Employee input is critical to unified communications success


    Companies are no longer reliant on a single method of communication. While the business phone system still holds an important place in today's private sector, it is not the sole technology required to keep operations on pace and collaborative endeavors effective. Largely due to the proliferation of mobile devices in the workplace and other consumerization trends, such as cloud computing, enterprises are now leveraging a multitude of telecom applications in and outside of the office.

    In many cases, organizations are replacing old phone systems with innovative, multifunctional collaborative technologies. This was highlighted in a recent study of more than 2,600 IT executives and employees by Ovum on behalf of Dimension Data, which revealed that businesses are forecast to spend $53 million on solutions that can be incorporated into unified communications systems during the next two years.

    This means that enterprises are using voice, video text and other applications to enhance connectivity in the workplace.

    "This is a surprising shift, especially when economic conditions and operational constraints normally put the brake on enterprise communications investment," said Craig Levieux, group general manager for converged communications at Dimension Data. "Typically, [unified communications and collaboration] has not been the subject of strategic ICT planning."
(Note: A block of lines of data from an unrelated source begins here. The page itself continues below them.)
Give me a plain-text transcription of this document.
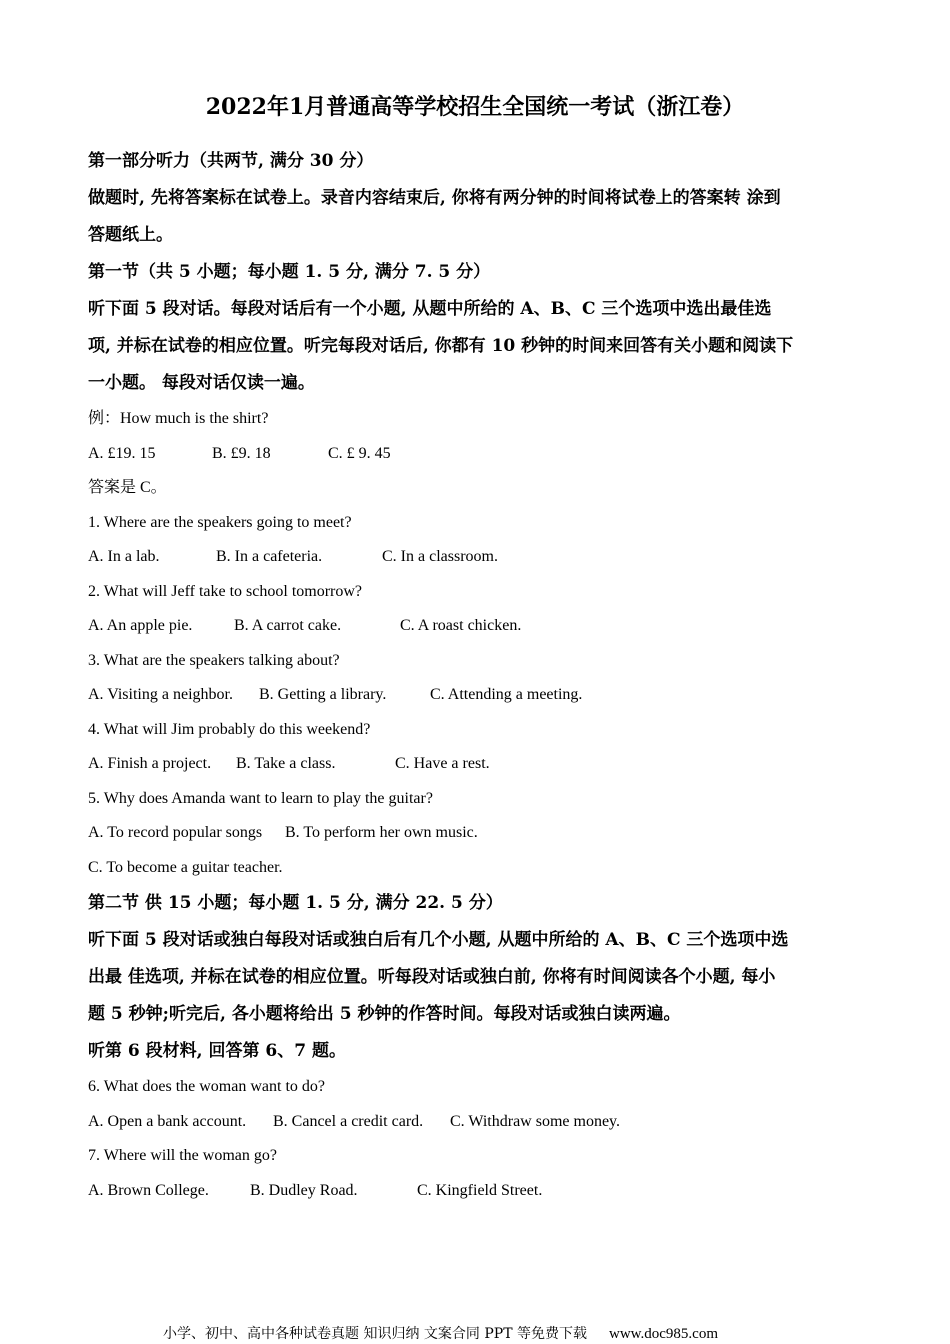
2022年1月普通高等学校招生全国统一考试（浙江卷）
第一部分听力（共两节, 满分 30 分）
做题时, 先将答案标在试卷上。录音内容结束后, 你将有两分钟的时间将试卷上的答案转 涂到
答题纸上。
第一节（共 5 小题；每小题 1. 5 分, 满分 7. 5 分）
听下面 5 段对话。每段对话后有一个小题, 从题中所给的 A、B、C 三个选项中选出最佳选
项, 并标在试卷的相应位置。听完每段对话后, 你都有 10 秒钟的时间来回答有关小题和阅读下
一小题。 每段对话仅读一遍。
例：How much is the shirt?
A. £19. 15	B. £9. 18	C. £ 9. 45
答案是 C。
1. Where are the speakers going to meet?
A. In a lab.	B. In a cafeteria.	C. In a classroom.
2. What will Jeff take to school tomorrow?
A. An apple pie.	B. A carrot cake.	C. A roast chicken.
3. What are the speakers talking about?
A. Visiting a neighbor.	B. Getting a library.	C. Attending a meeting.
4. What will Jim probably do this weekend?
A. Finish a project.	B. Take a class.	C. Have a rest.
5. Why does Amanda want to learn to play the guitar?
A. To record popular songs	B. To perform her own music.
C. To become a guitar teacher.
第二节 供 15 小题；每小题 1. 5 分, 满分 22. 5 分）
听下面 5 段对话或独白每段对话或独白后有几个小题, 从题中所给的 A、B、C 三个选项中选
出最 佳选项, 并标在试卷的相应位置。听每段对话或独白前, 你将有时间阅读各个小题, 每小
题 5 秒钟;听完后, 各小题将给出 5 秒钟的作答时间。每段对话或独白读两遍。
听第 6 段材料, 回答第 6、7 题。
6. What does the woman want to do?
A. Open a bank account.	B. Cancel a credit card.	C. Withdraw some money.
7. Where will the woman go?
A. Brown College.	B. Dudley Road.	C. Kingfield Street.
小学、初中、高中各种试卷真题 知识归纳 文案合同 PPT 等免费下载 www.doc985.com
    Yet decision-makers need to be wary when implementing these services, as doing so without consulting with employees first can result in significant deployment, maintenance and other financial challenges in the long run.
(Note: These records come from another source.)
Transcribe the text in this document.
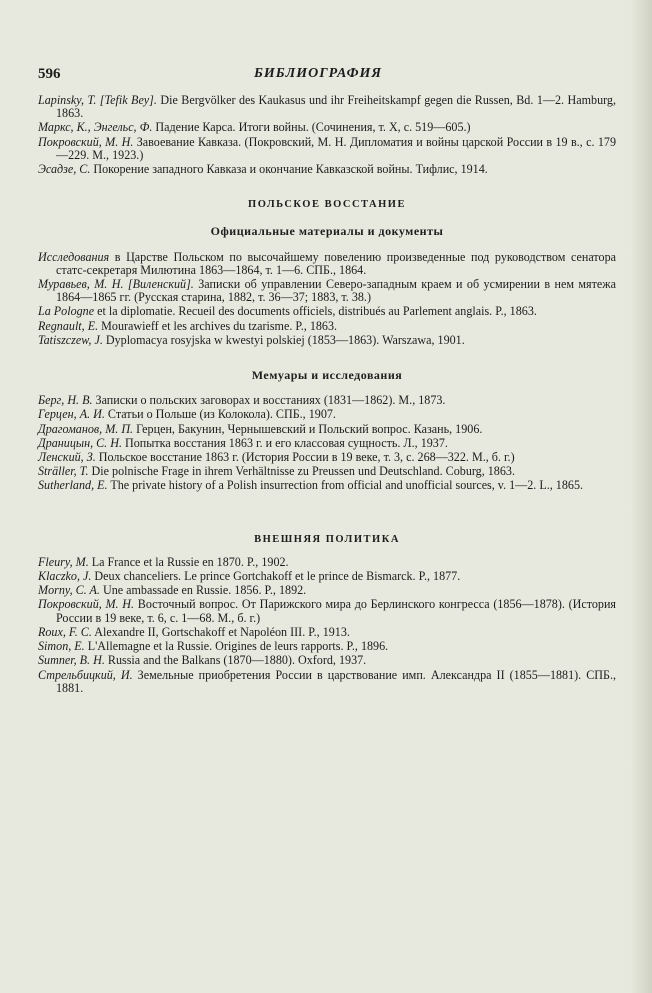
596	БИБЛИОГРАФИЯ

Lapinsky, T. [Tefik Bey]. Die Bergvölker des Kaukasus und ihr Freiheitskampf gegen die Russen, Bd. 1—2. Hamburg, 1863.

Маркс, К., Энгельс, Ф. Падение Карса. Итоги войны. (Сочинения, т. X, с. 519—605.)

Покровский, М. Н. Завоевание Кавказа. (Покровский, М. Н. Дипломатия и войны царской России в 19 в., с. 179—229. М., 1923.)

Эсадзе, С. Покорение западного Кавказа и окончание Кавказской войны. Тифлис, 1914.

ПОЛЬСКОЕ ВОССТАНИЕ
Официальные материалы и документы

Исследования в Царстве Польском по высочайшему повелению произведенные под руководством сенатора статс-секретаря Милютина 1863—1864, т. 1—6. СПБ., 1864.

Муравьев, М. Н. [Виленский]. Записки об управлении Северо-западным краем и об усмирении в нем мятежа 1864—1865 гг. (Русская старина, 1882, т. 36—37; 1883, т. 38.)

La Pologne et la diplomatie. Recueil des documents officiels, distribués au Parlement anglais. P., 1863.

Regnault, E. Mourawieff et les archives du tzarisme. P., 1863.

Tatiszczew, J. Dyplomacya rosyjska w kwestyi polskiej (1853—1863). Warszawa, 1901.

Мемуары и исследования

Берг, Н. В. Записки о польских заговорах и восстаниях (1831—1862). М., 1873.

Герцен, А. И. Статьи о Польше (из Колокола). СПБ., 1907.

Драгоманов, М. П. Герцен, Бакунин, Чернышевский и Польский вопрос. Казань, 1906.

Драницын, С. Н. Попытка восстания 1863 г. и его классовая сущность. Л., 1937.

Ленский, З. Польское восстание 1863 г. (История России в 19 веке, т. 3, с. 268—322. М., б. г.)

Sträller, T. Die polnische Frage in ihrem Verhältnisse zu Preussen und Deutschland. Coburg, 1863.

Sutherland, E. The private history of a Polish insurrection from official and unofficial sources, v. 1—2. L., 1865.

ВНЕШНЯЯ ПОЛИТИКА

Fleury, M. La France et la Russie en 1870. P., 1902.

Klaczko, J. Deux chanceliers. Le prince Gortchakoff et le prince de Bismarck. P., 1877.

Morny, C. A. Une ambassade en Russie. 1856. P., 1892.

Покровский, М. Н. Восточный вопрос. От Парижского мира до Берлинского конгресса (1856—1878). (История России в 19 веке, т. 6, с. 1—68. М., б. г.)

Roux, F. C. Alexandre II, Gortschakoff et Napoléon III. P., 1913.

Simon, E. L'Allemagne et la Russie. Origines de leurs rapports. P., 1896.

Sumner, B. H. Russia and the Balkans (1870—1880). Oxford, 1937.

Стрельбицкий, И. Земельные приобретения России в царствование имп. Александра II (1855—1881). СПБ., 1881.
    Why keeping employees in the loop is critical

    The success of any business ultimately comes down to how efficient workers are, as an unproductive office will not be able to experience any truly substantial benefits to an organization. Therefore, enterprises that are opting to use unified communications need to ensure employees know how to use the tools and that the phone system features in demand are incorporated into the platform.

    Unfortunately, many businesses simply deploy unified communications on a whim and fail to consult with the workforce prior to its implementation. The survey revealed that only 38 percent of firms profile users to ensure a unified communications system will meet their demand. Conversely, the study revealed that 21 percent of organizations that did not consult with employees believed that all workers held the same demands, while another 13 percent of respondents simply didn't see the benefits associated with talking to the workforce before installing the system.
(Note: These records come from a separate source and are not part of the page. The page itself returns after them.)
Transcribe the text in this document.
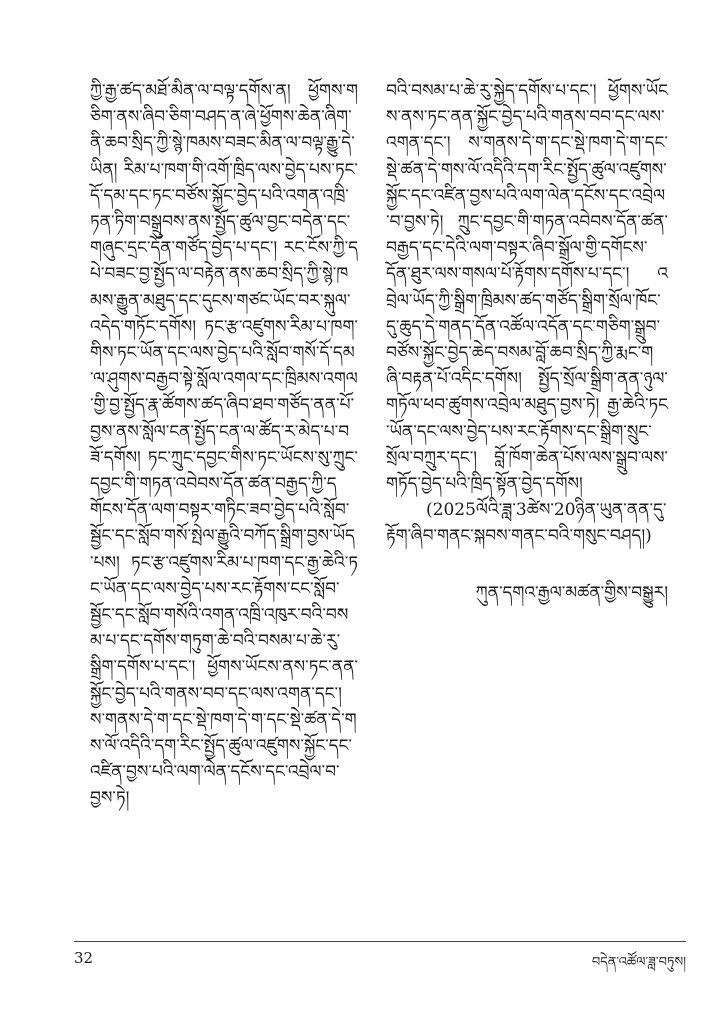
ཀྱི་རྒྱ་ཚད་མཐོ་མིན་ལ་བལྟ་དགོས་ན། ཕྱོགས་གཅིག་ནས་ཞིབ་ཅིག་བཤད་ན་ཞེ་ཕྱོགས་ཆེན་ཞིག་ནི་ཆབ་སྲིད་ཀྱི་སྙེ་ཁམས་བཟང་མིན་ལ་བལྟ་རྒྱུ་དེ་ཡིན། རིམ་པ་ཁག་གི་འགོ་ཁྲིད་ལས་བྱེད་པས་ཏང་དོ་དམ་དང་ཏང་བཙོས་སྐྱོང་བྱེད་པའི་འགན་འཁྲི་ཏན་ཏིག་བསྒྲུབས་ནས་སྤྱོད་ཚུལ་བྱང་བདེན་དང་གཞུང་དྲང་དོན་གཙོད་བྱེད་པ་དང་། རང་ངོས་ཀྱི་དཔེ་བཟང་བྱ་སྤྱོད་ལ་བརྟེན་ནས་ཆབ་སྲིད་ཀྱི་སྙེ་ཁམས་རྒྱུན་མཐུད་དང་དུངས་གཙང་ཡོང་བར་སྐུལ་འདེད་གཏོང་དགོས། ཏང་རྩ་འཛུགས་རིམ་པ་ཁག་གིས་ཏང་ཡོན་དང་ལས་བྱེད་པའི་སློབ་གསོ་དོ་དམ་ལ་ཤུགས་བརྒྱབ་སྟེ་སློལ་འགལ་དང་ཁྲིམས་འགལ་གྱི་བྱ་སྤྱོད་རྣ་ཚོགས་ཚད་ཞིབ་ཐབ་གཙོད་ནན་པོ་བྱས་ནས་སློལ་ངན་སྤྱོད་ངན་ལ་ཚོད་ར་མེད་པ་བཟོ་དགོས། ཏང་ཀྲུང་དབྱང་གིས་ཏང་ཡོངས་སུ་ཀྲུང་དབྱང་གི་གཏན་འབེབས་དོན་ཚན་བརྒྱད་ཀྱི་དགོངས་དོན་ལག་བསྟར་གཏིང་ཟབ་བྱེད་པའི་སློབ་སྦྱོང་དང་སློབ་གསོ་སྤེལ་རྒྱུའི་བཀོད་སྒྲིག་བྱས་ཡོད་པས། ཏང་རྩ་འཛུགས་རིམ་པ་ཁག་དང་རྒྱ་ཆེའི་ཏང་ཡོན་དང་ལས་བྱེད་པས་རང་རྟོགས་ངང་སློབ་སྦྱོང་དང་སློབ་གསོའི་འགན་འཁྲི་འཁུར་བའི་བསམ་པ་དང་དགོས་གཏུག་ཆེ་བའི་བསམ་པ་ཆེ་རུ་སྒྲིག་དགོས་པ་དང་། ཕྱོགས་ཡོངས་ནས་ཏང་ནན་སྐྱོང་བྱེད་པའི་གནས་བབ་དང་ལས་འགན་དང་། ས་གནས་དེ་ག་དང་སྡེ་ཁག་དེ་ག་དང་སྡེ་ཚན་དེ་གས་ལོ་འདིའི་དག་རིང་སྤྱོད་ཚུལ་འཛུགས་སྐྱོང་དང་འཛིན་བྱས་པའི་ལག་ལེན་དངོས་དང་འབྲེལ་བ་བྱས་ཏེ།

བའི་བསམ་པ་ཆེ་རུ་སྐྱེད་དགོས་པ་དང་། ཕྱོགས་ཡོངས་ནས་ཏང་ནན་སྐྱོང་བྱེད་པའི་གནས་བབ་དང་ལས་འགན་དང་། ས་གནས་དེ་ག་དང་སྡེ་ཁག་དེ་ག་དང་སྡེ་ཚན་དེ་གས་ལོ་འདིའི་དག་རིང་སྤྱོད་ཚུལ་འཛུགས་སྐྱོང་དང་འཛིན་བྱས་པའི་ལག་ལེན་དངོས་དང་འབྲེལ་བ་བྱས་ཏེ། ཀྲུང་དབྱང་གི་གཏན་འབེབས་དོན་ཚན་བརྒྱད་དང་དེའི་ལག་བསྟར་ཞིབ་སྒྲོལ་གྱི་དགོངས་དོན་ཐུར་ལས་གསལ་པོ་རྟོགས་དགོས་པ་དང་། འབྲེལ་ཡོད་ཀྱི་སྒྲིག་ཁྲིམས་ཚད་གཙོད་སྒྲིག་སྲོལ་ཁོང་དུ་ཆུད་དེ་གནད་དོན་འཚོལ་འདོན་དང་གཅིག་སྒྲུབ་བཙོས་སྐྱོང་བྱེད་ཆེད་བསམ་བློ་ཆབ་སྲིད་ཀྱི་རྨང་གཞི་བརྟན་པོ་འདིང་དགོས། སྤྱོད་སྲོལ་སྒྲིག་ནན་ཉུལ་གཏོལ་ཕབ་ཚུགས་འབྲེལ་མཐུད་བྱས་ཏེ། རྒྱ་ཆེའི་ཏང་ཡོན་དང་ལས་བྱེད་པས་རང་རྟོགས་དང་སྒྲིག་སྲུང་སྲོལ་བཀྲུར་དང་། བློ་ཁོག་ཆེན་པོས་ལས་སྒྲུབ་ལས་གཏོད་བྱེད་པའི་ཁྲིད་སྟོན་བྱེད་དགོས།

(2025ལོའི་ཟླ་3ཚེས་20ཉིན་ཡུན་ནན་དུ་རྟོག་ཞིབ་གནང་སྐབས་གནང་བའི་གསུང་བཤད།)

ཀུན་དགའ་རྒྱལ་མཚན་གྱིས་བསྒྱུར།
32	བདེན་འཚོལ་ཟླ་བཏུས།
    "Our research tells us that organizations are failing to profile and assess their employee requirements," Levieux said. "This lack of employee awareness could pose a risk to the success of those UCC investments on today's boardroom agendas - especially since decision-makers expressed that they are basing their UCC investments on improved business processes and productivity."

    A separate study by Michael Katz, a professor at the University of California, Berkeley, and Bryan Keating, a Stanford-educated economist based in Washington, D.C., highlighted how converging voice, data and video systems into a single platform can deliver substantial business benefits. Beyond the financial advantages of consolidating resources, unified communications can also provide individuals with a unique collaborative platform that is inherently better than legacy solutions at managing interoperability issues and reducing downtime.

    Despite the many potential opportunities introduced through the use of unified communications, organizations that impulsively deploy the services without first consulting with the internal and remote workforce will find it increasingly challenging to manage an unfamiliar platform. By taking the time to plan implementations, decision-makers can work with trusted service providers to find an offering that best meets their organizations' needs and requirements, giving them a leg up over rival companies that failed to take the proper precautions.